The important part, and maybe the most difficult, is that we need to let them. This is a hard pill to swallow, but we need to allow the help to come. I know we (Puerto Ricans) are proud. Asking for help has not been easy. We need to let help come. We need to prosecute those that have committed illegal actions against our suffering citizens. We need to continue pressuring our politicians and hold them accountable for their ineptitude.

I am standing right with you calling for a new time.

An independent Puerto Rico.

Puerto Rico has been under colonial overlords for too long. We need to fight for our identity as other Caribbean nations have. Puerto Ricans have never had an opportunity to self-govern. Puerto Rico deserves that opportunity. We should not want or become the 51st state. Right now, we are witnessing firsthand how Congress and the U.S. government will treat Puerto Rico as a state.

I think the United States owes us this help.

Let us not call for the removal of people who are helping. Yes, we can rebuild the island without help from our colonial overlords. Yes, Puerto Rico’s citizens are strong. We have been through a lot.

I will say this again:

Honorable Oscar López Rivera, please show some restraint when speaking.

You, sir, are an important role model. Your voice, and what it says, carries a ton of influence. Please use that wisely as you make speeches in the future.

It has taken me considerable time to write this. I pondered what this meant for me. What an open letter to you —a rebutting statement to your recent speech (which I watched multiple times)— means. How this would impact my support of your efforts.

What can I say to this?

I will continue to support you in calling for a Puerto Rican nation. Do I agree with every one of your methods? No, but neither did every African American believe in Martin Luther King’s methods. I don’t need to be in one hundred percent agreement in order to follow your lead.

This just happens to be one of these times.

You have taught me that patience and dissidence can be a powerful thing.
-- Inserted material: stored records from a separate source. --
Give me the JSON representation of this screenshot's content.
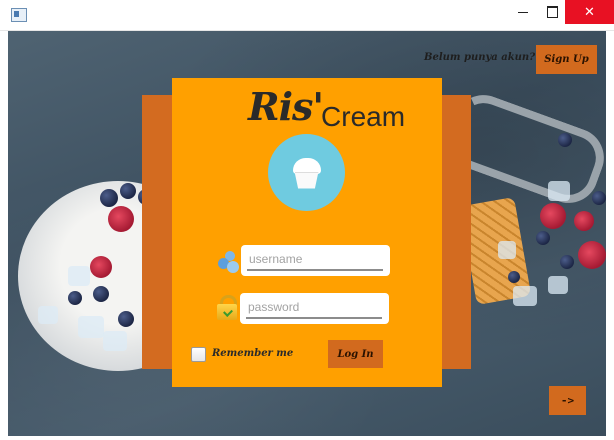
{
  "window": {
    "minimize_glyph": "",
    "close_glyph": "✕"
  },
  "signup": {
    "prompt": "Belum punya akun?",
    "button_label": "Sign Up"
  },
  "brand": {
    "part1": "Ris'",
    "part2": "Cream"
  },
  "login": {
    "username_placeholder": "username",
    "username_value": "",
    "password_placeholder": "password",
    "password_value": "",
    "remember_label": "Remember me",
    "remember_checked": false,
    "login_button_label": "Log In"
  },
  "nav": {
    "next_label": "->"
  },
  "colors": {
    "card": "#ffa000",
    "card_back": "#d36b20",
    "button": "#d26a1e",
    "logo_circle": "#6fcbe0",
    "close_button": "#e81123"
  },
  "icons": {
    "app": "window-app-icon",
    "logo": "ice-cream-cup-icon",
    "username": "users-icon",
    "password": "lock-icon"
  }
}
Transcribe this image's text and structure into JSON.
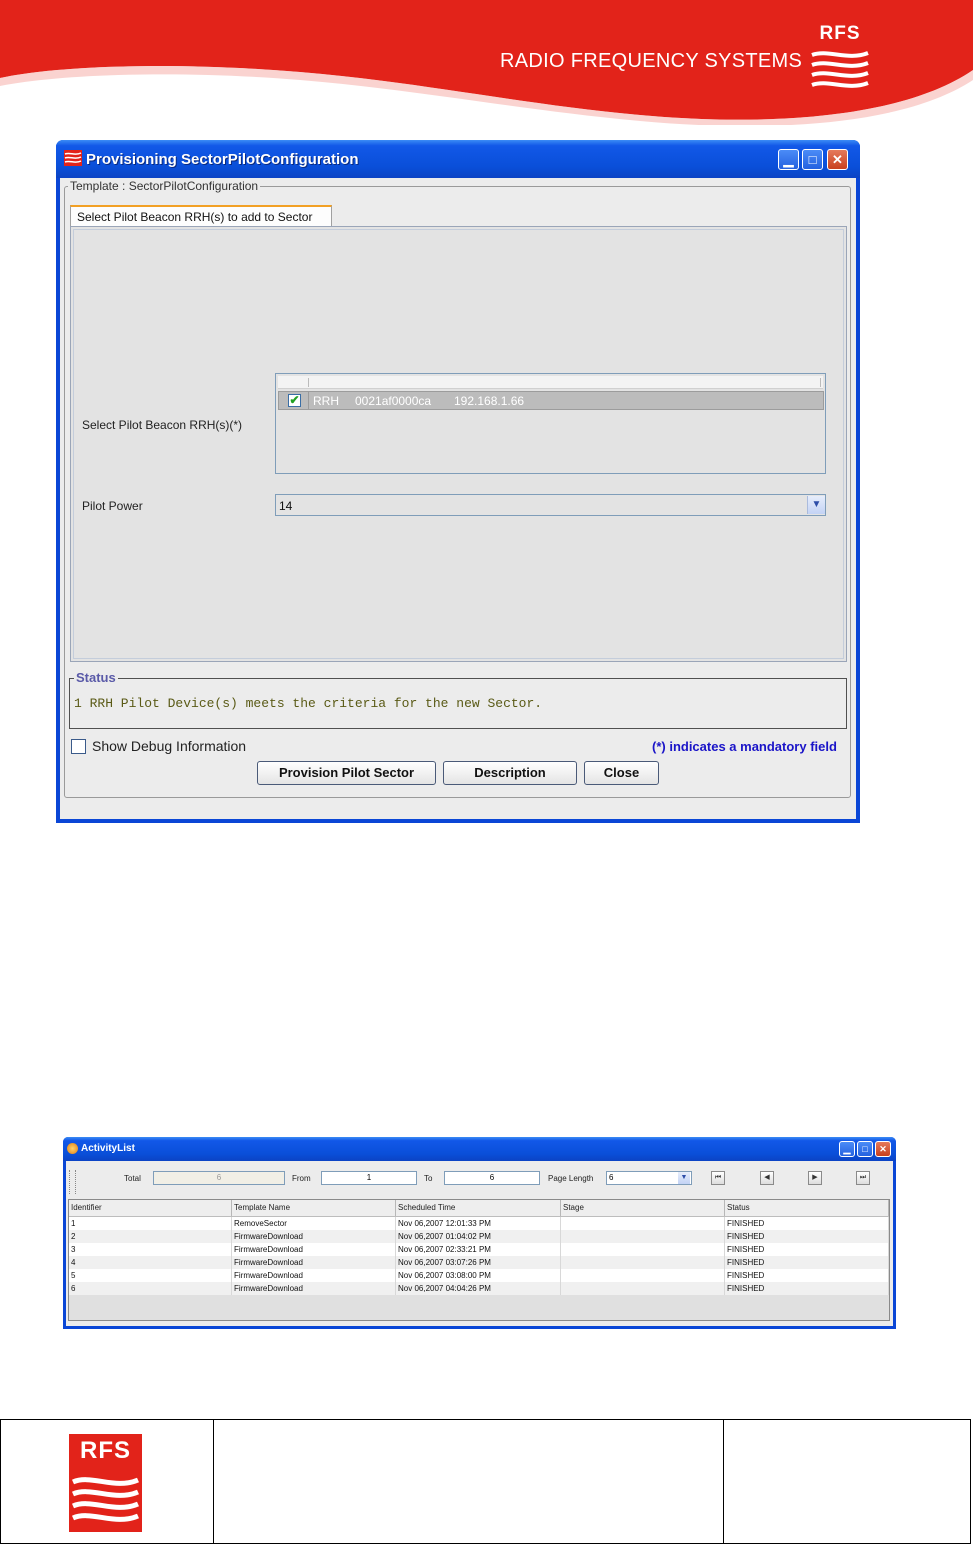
{
  "header": {
    "company_name": "RADIO FREQUENCY SYSTEMS",
    "logo_text": "RFS"
  },
  "provisioning_window": {
    "title": "Provisioning SectorPilotConfiguration",
    "template_group": "Template : SectorPilotConfiguration",
    "tab_label": "Select Pilot Beacon RRH(s) to add to Sector",
    "select_label": "Select Pilot Beacon RRH(s)(*)",
    "rrh_row": {
      "checked": true,
      "type": "RRH",
      "id": "0021af0000ca",
      "ip": "192.168.1.66"
    },
    "pilot_power_label": "Pilot Power",
    "pilot_power_value": "14",
    "status_title": "Status",
    "status_message": "1 RRH Pilot Device(s) meets the criteria for the new Sector.",
    "show_debug_label": "Show Debug Information",
    "show_debug_checked": false,
    "mandatory_note": "(*) indicates a mandatory field",
    "buttons": {
      "provision": "Provision Pilot Sector",
      "description": "Description",
      "close": "Close"
    }
  },
  "activity_window": {
    "title": "ActivityList",
    "total_label": "Total",
    "total_value": "6",
    "from_label": "From",
    "from_value": "1",
    "to_label": "To",
    "to_value": "6",
    "page_length_label": "Page Length",
    "page_length_value": "6",
    "columns": [
      "Identifier",
      "Template Name",
      "Scheduled Time",
      "Stage",
      "Status"
    ],
    "rows": [
      [
        "1",
        "RemoveSector",
        "Nov 06,2007 12:01:33 PM",
        "",
        "FINISHED"
      ],
      [
        "2",
        "FirmwareDownload",
        "Nov 06,2007 01:04:02 PM",
        "",
        "FINISHED"
      ],
      [
        "3",
        "FirmwareDownload",
        "Nov 06,2007 02:33:21 PM",
        "",
        "FINISHED"
      ],
      [
        "4",
        "FirmwareDownload",
        "Nov 06,2007 03:07:26 PM",
        "",
        "FINISHED"
      ],
      [
        "5",
        "FirmwareDownload",
        "Nov 06,2007 03:08:00 PM",
        "",
        "FINISHED"
      ],
      [
        "6",
        "FirmwareDownload",
        "Nov 06,2007 04:04:26 PM",
        "",
        "FINISHED"
      ]
    ]
  },
  "footer": {
    "logo_text": "RFS"
  },
  "colors": {
    "brand_red": "#e2231a",
    "xp_blue": "#0a46d6",
    "mandatory_blue": "#1a14c8",
    "status_text": "#5a5a16"
  }
}
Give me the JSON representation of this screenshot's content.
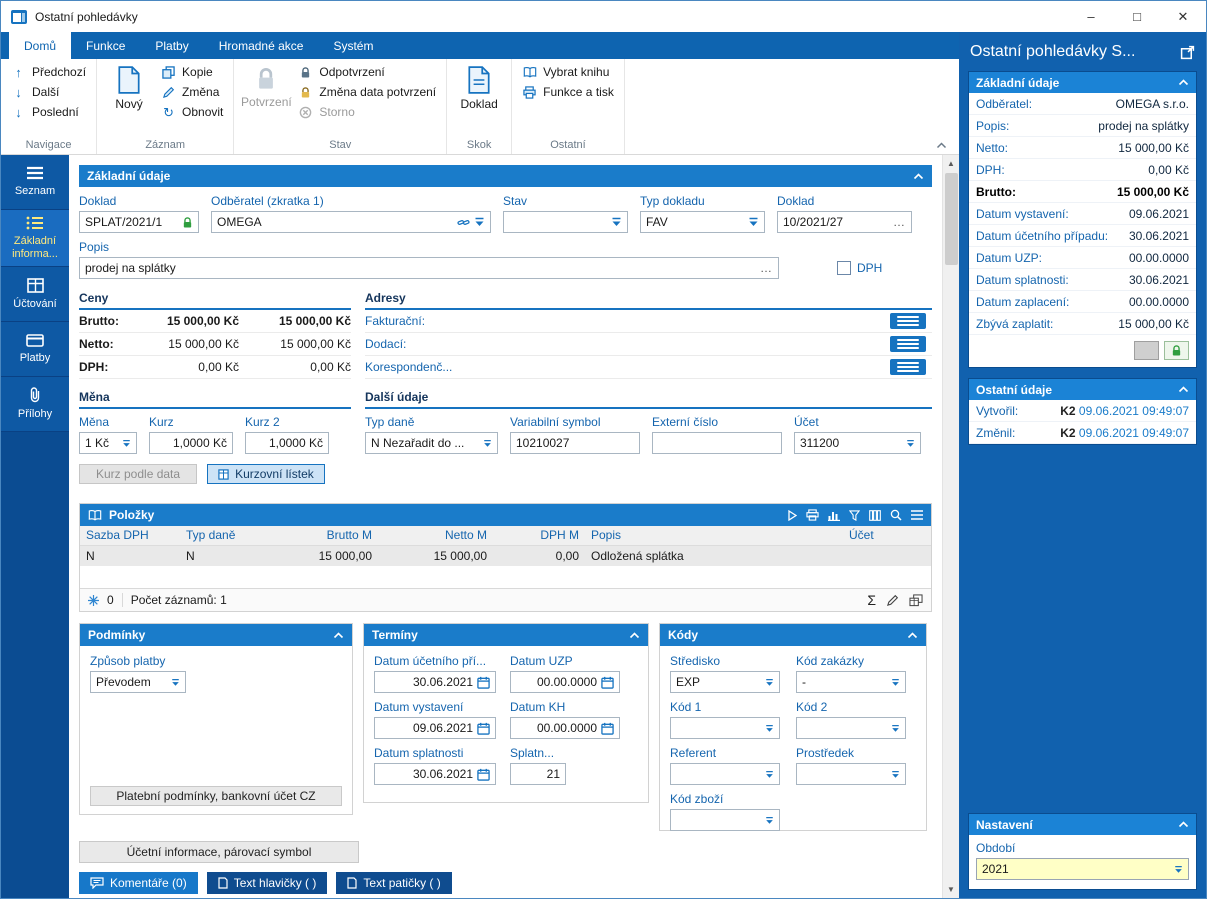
{
  "colors": {
    "ribbon_blue": "#0e64b0",
    "sidebar_blue": "#0b4c92",
    "section_header_blue": "#1a7cca",
    "label_blue": "#1565ae",
    "accent_blue": "#1673c0",
    "active_item_yellow": "#ffe97d",
    "green_lock": "#2f9e3f",
    "period_field_yellow": "#ffffc6"
  },
  "icons": {
    "up_arrow": "↑",
    "down_arrow": "↓",
    "refresh": "↻",
    "sum": "Σ",
    "scroll_up": "▲",
    "scroll_down": "▼"
  },
  "titlebar": {
    "title": "Ostatní pohledávky",
    "minimize": "–",
    "maximize": "□",
    "close": "✕"
  },
  "ribbon": {
    "tabs": [
      {
        "label": "Domů"
      },
      {
        "label": "Funkce"
      },
      {
        "label": "Platby"
      },
      {
        "label": "Hromadné akce"
      },
      {
        "label": "Systém"
      }
    ],
    "nav": {
      "label": "Navigace",
      "items": [
        {
          "label": "Předchozí"
        },
        {
          "label": "Další"
        },
        {
          "label": "Poslední"
        }
      ]
    },
    "zaznam": {
      "label": "Záznam",
      "big": "Nový",
      "items": [
        {
          "label": "Kopie"
        },
        {
          "label": "Změna"
        },
        {
          "label": "Obnovit"
        }
      ]
    },
    "stav": {
      "label": "Stav",
      "big": "Potvrzení",
      "items": [
        {
          "label": "Odpotvrzení"
        },
        {
          "label": "Změna data potvrzení"
        },
        {
          "label": "Storno"
        }
      ]
    },
    "skok": {
      "label": "Skok",
      "big": "Doklad"
    },
    "ostatni": {
      "label": "Ostatní",
      "items": [
        {
          "label": "Vybrat knihu"
        },
        {
          "label": "Funkce a tisk"
        }
      ]
    }
  },
  "sidebar": {
    "items": [
      {
        "label": "Seznam"
      },
      {
        "label": "Základní informa..."
      },
      {
        "label": "Účtování"
      },
      {
        "label": "Platby"
      },
      {
        "label": "Přílohy"
      }
    ]
  },
  "form": {
    "section_title": "Základní údaje",
    "doklad": {
      "label": "Doklad",
      "value": "SPLAT/2021/1"
    },
    "odberatel": {
      "label": "Odběratel (zkratka 1)",
      "value": "OMEGA"
    },
    "stav": {
      "label": "Stav",
      "value": ""
    },
    "typ_dokladu": {
      "label": "Typ dokladu",
      "value": "FAV"
    },
    "doklad2": {
      "label": "Doklad",
      "value": "10/2021/27",
      "more": "…"
    },
    "popis": {
      "label": "Popis",
      "value": "prodej na splátky",
      "more": "…"
    },
    "dph": {
      "label": "DPH"
    },
    "ceny": {
      "title": "Ceny",
      "rows": [
        {
          "label": "Brutto:",
          "v1": "15 000,00 Kč",
          "v2": "15 000,00 Kč"
        },
        {
          "label": "Netto:",
          "v1": "15 000,00 Kč",
          "v2": "15 000,00 Kč"
        },
        {
          "label": "DPH:",
          "v1": "0,00 Kč",
          "v2": "0,00 Kč"
        }
      ]
    },
    "adresy": {
      "title": "Adresy",
      "rows": [
        {
          "label": "Fakturační:"
        },
        {
          "label": "Dodací:"
        },
        {
          "label": "Korespondenč..."
        }
      ]
    },
    "mena": {
      "title": "Měna",
      "mena": {
        "label": "Měna",
        "value": "1 Kč"
      },
      "kurz": {
        "label": "Kurz",
        "value": "1,0000 Kč"
      },
      "kurz2": {
        "label": "Kurz 2",
        "value": "1,0000 Kč"
      },
      "btn_kurz_podle_data": "Kurz podle data",
      "btn_kurzovni_listek": "Kurzovní lístek"
    },
    "dalsi": {
      "title": "Další údaje",
      "typ_dane": {
        "label": "Typ daně",
        "value": "N Nezařadit do ..."
      },
      "var_symbol": {
        "label": "Variabilní symbol",
        "value": "10210027"
      },
      "externi_cislo": {
        "label": "Externí číslo",
        "value": ""
      },
      "ucet": {
        "label": "Účet",
        "value": "311200"
      }
    }
  },
  "polozky": {
    "title": "Položky",
    "columns": [
      "Sazba DPH",
      "Typ daně",
      "Brutto M",
      "Netto M",
      "DPH M",
      "Popis",
      "Účet"
    ],
    "row": [
      "N",
      "N",
      "15 000,00",
      "15 000,00",
      "0,00",
      "Odložená splátka",
      ""
    ],
    "footer": {
      "flag_count": "0",
      "records": "Počet záznamů: 1"
    }
  },
  "podminky": {
    "title": "Podmínky",
    "zpusob_platby": {
      "label": "Způsob platby",
      "value": "Převodem"
    },
    "button": "Platební podmínky, bankovní účet CZ"
  },
  "terminy": {
    "title": "Termíny",
    "ducp": {
      "label": "Datum účetního pří...",
      "value": "30.06.2021"
    },
    "duzp": {
      "label": "Datum UZP",
      "value": "00.00.0000"
    },
    "dvyst": {
      "label": "Datum vystavení",
      "value": "09.06.2021"
    },
    "dkh": {
      "label": "Datum KH",
      "value": "00.00.0000"
    },
    "dspl": {
      "label": "Datum splatnosti",
      "value": "30.06.2021"
    },
    "splatn": {
      "label": "Splatn...",
      "value": "21"
    }
  },
  "kody": {
    "title": "Kódy",
    "stredisko": {
      "label": "Středisko",
      "value": "EXP"
    },
    "kod_zakazky": {
      "label": "Kód zakázky",
      "value": "-"
    },
    "kod1": {
      "label": "Kód 1",
      "value": ""
    },
    "kod2": {
      "label": "Kód 2",
      "value": ""
    },
    "referent": {
      "label": "Referent",
      "value": ""
    },
    "prostredek": {
      "label": "Prostředek",
      "value": ""
    },
    "kod_zbozi": {
      "label": "Kód zboží",
      "value": ""
    }
  },
  "bottom": {
    "ucetni_info": "Účetní informace, párovací symbol",
    "komentare": "Komentáře (0)",
    "text_hlavicky": "Text hlavičky ( )",
    "text_paticky": "Text patičky ( )"
  },
  "panel": {
    "title": "Ostatní pohledávky S...",
    "zakladni": {
      "title": "Základní údaje",
      "rows": [
        {
          "label": "Odběratel:",
          "value": "OMEGA s.r.o."
        },
        {
          "label": "Popis:",
          "value": "prodej na splátky"
        },
        {
          "label": "Netto:",
          "value": "15 000,00 Kč"
        },
        {
          "label": "DPH:",
          "value": "0,00 Kč"
        },
        {
          "label": "Brutto:",
          "value": "15 000,00 Kč"
        },
        {
          "label": "Datum vystavení:",
          "value": "09.06.2021"
        },
        {
          "label": "Datum účetního případu:",
          "value": "30.06.2021"
        },
        {
          "label": "Datum UZP:",
          "value": "00.00.0000"
        },
        {
          "label": "Datum splatnosti:",
          "value": "30.06.2021"
        },
        {
          "label": "Datum zaplacení:",
          "value": "00.00.0000"
        },
        {
          "label": "Zbývá zaplatit:",
          "value": "15 000,00 Kč"
        }
      ]
    },
    "ostatni": {
      "title": "Ostatní údaje",
      "rows": [
        {
          "label": "Vytvořil:",
          "user": "K2",
          "value": "09.06.2021 09:49:07"
        },
        {
          "label": "Změnil:",
          "user": "K2",
          "value": "09.06.2021 09:49:07"
        }
      ]
    },
    "nastaveni": {
      "title": "Nastavení",
      "obdobi": {
        "label": "Období",
        "value": "2021"
      }
    }
  }
}
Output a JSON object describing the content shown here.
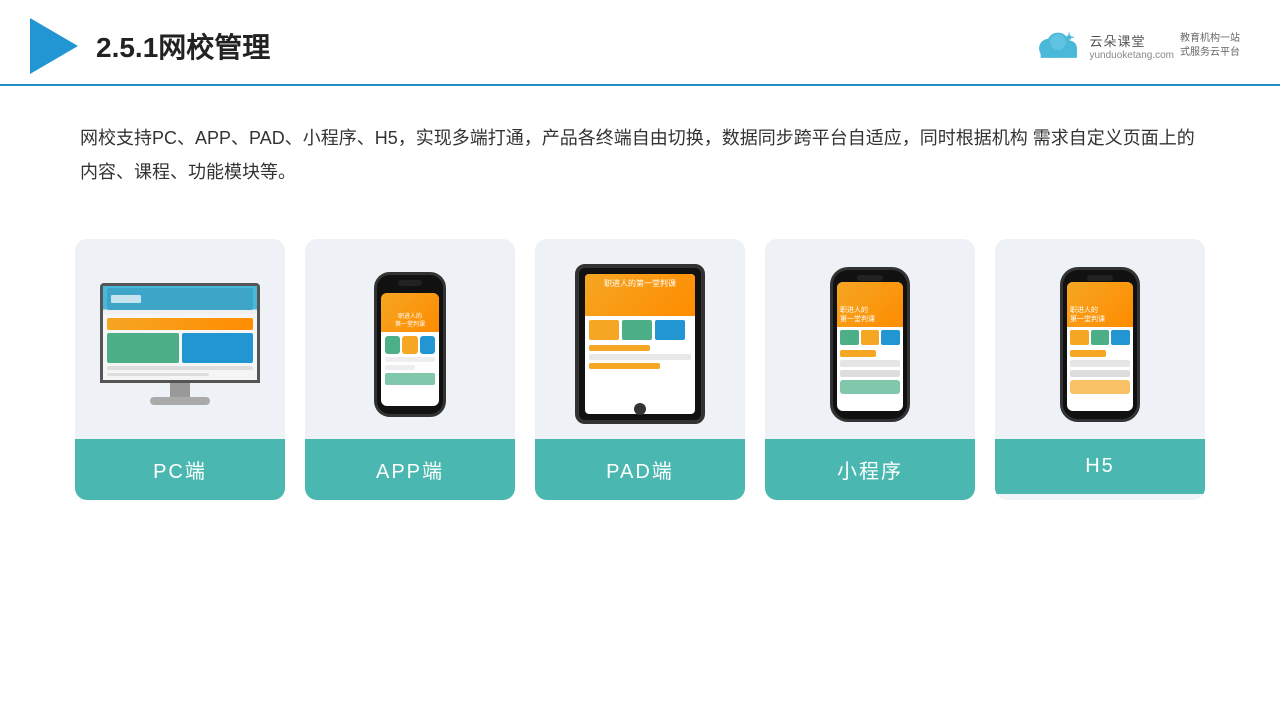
{
  "header": {
    "title": "2.5.1网校管理",
    "brand": {
      "name": "云朵课堂",
      "url": "yunduoketang.com",
      "tagline": "教育机构一站\n式服务云平台"
    }
  },
  "description": "网校支持PC、APP、PAD、小程序、H5，实现多端打通，产品各终端自由切换，数据同步跨平台自适应，同时根据机构\n需求自定义页面上的内容、课程、功能模块等。",
  "cards": [
    {
      "id": "pc",
      "label": "PC端"
    },
    {
      "id": "app",
      "label": "APP端"
    },
    {
      "id": "pad",
      "label": "PAD端"
    },
    {
      "id": "miniprogram",
      "label": "小程序"
    },
    {
      "id": "h5",
      "label": "H5"
    }
  ]
}
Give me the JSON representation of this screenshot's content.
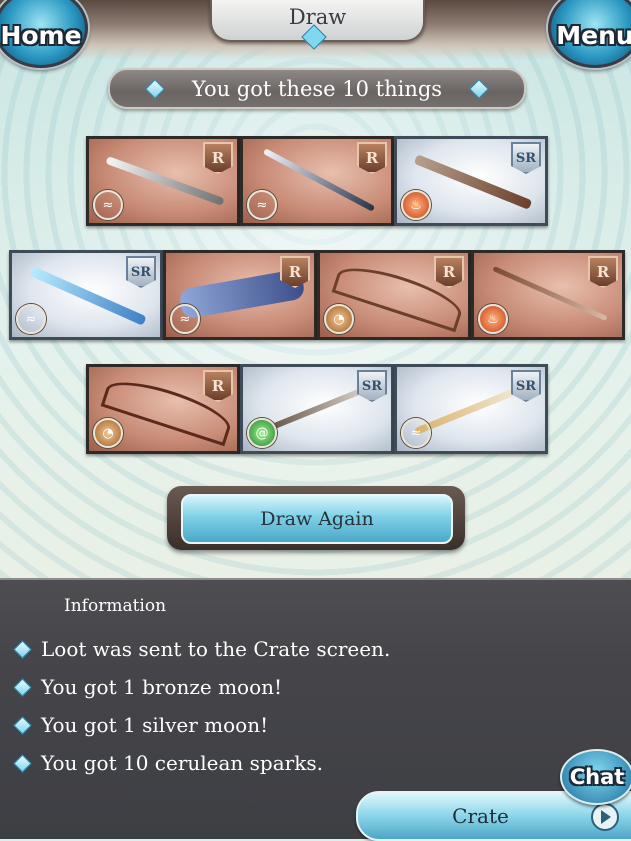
{
  "header": {
    "title": "Draw",
    "home_label": "Home",
    "menu_label": "Menu"
  },
  "subtitle": "You got these 10 things",
  "results": [
    {
      "rarity": "R",
      "element": "water",
      "weapon": "curved-blade"
    },
    {
      "rarity": "R",
      "element": "water",
      "weapon": "staff"
    },
    {
      "rarity": "SR",
      "element": "fire",
      "weapon": "gun"
    },
    {
      "rarity": "SR",
      "element": "water",
      "weapon": "sword"
    },
    {
      "rarity": "R",
      "element": "water",
      "weapon": "crystal-axe"
    },
    {
      "rarity": "R",
      "element": "earth",
      "weapon": "bow"
    },
    {
      "rarity": "R",
      "element": "fire",
      "weapon": "spear"
    },
    {
      "rarity": "R",
      "element": "earth",
      "weapon": "bow"
    },
    {
      "rarity": "SR",
      "element": "wind",
      "weapon": "dagger"
    },
    {
      "rarity": "SR",
      "element": "water",
      "weapon": "sword"
    }
  ],
  "draw_again_label": "Draw Again",
  "info": {
    "heading": "Information",
    "lines": [
      "Loot was sent to the Crate screen.",
      "You got 1 bronze moon!",
      "You got 1 silver moon!",
      "You got 10 cerulean sparks."
    ]
  },
  "chat_label": "Chat",
  "crate_label": "Crate"
}
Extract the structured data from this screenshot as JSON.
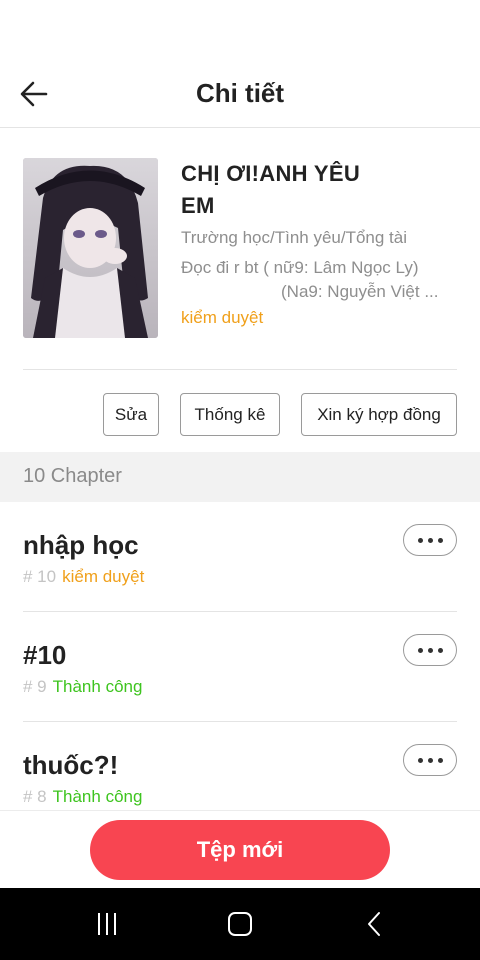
{
  "header": {
    "title": "Chi tiết",
    "back_icon": "arrow-left-icon"
  },
  "story": {
    "title": "CHỊ ƠI!ANH YÊU EM",
    "genres": "Trường học/Tình yêu/Tổng tài",
    "description_line1": "Đọc đi r bt ( nữ9: Lâm Ngọc Ly)",
    "description_line2": "(Na9: Nguyễn Việt ...",
    "status": "kiểm duyệt",
    "status_color": "#f0a01b"
  },
  "actions": {
    "edit_label": "Sửa",
    "stats_label": "Thống kê",
    "contract_label": "Xin ký hợp đồng"
  },
  "chapters_header": "10 Chapter",
  "chapters": [
    {
      "title": "nhập học",
      "number": "# 10",
      "status": "kiểm duyệt"
    },
    {
      "title": "#10",
      "number": "# 9",
      "status": "Thành công"
    },
    {
      "title": "thuốc?!",
      "number": "# 8",
      "status": "Thành công"
    }
  ],
  "bottom": {
    "new_button_label": "Tệp mới",
    "accent_color": "#f84551"
  },
  "system_nav": {
    "recent_icon": "recent-apps-icon",
    "home_icon": "home-icon",
    "back_icon": "back-chevron-icon"
  }
}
The strength you have exhibited, being wrongfully imprisoned, is incredible. I can only hope this letter reaches you, and in this trying time, you continue to believe in a similar discourse.





Giovanni Arroyo is not an author. He is a Chicago-born Puerto Rican father of two. His main roles, (besides fatherhood) are photographer, videographer and public speaker. He makes no claims at being a good writer.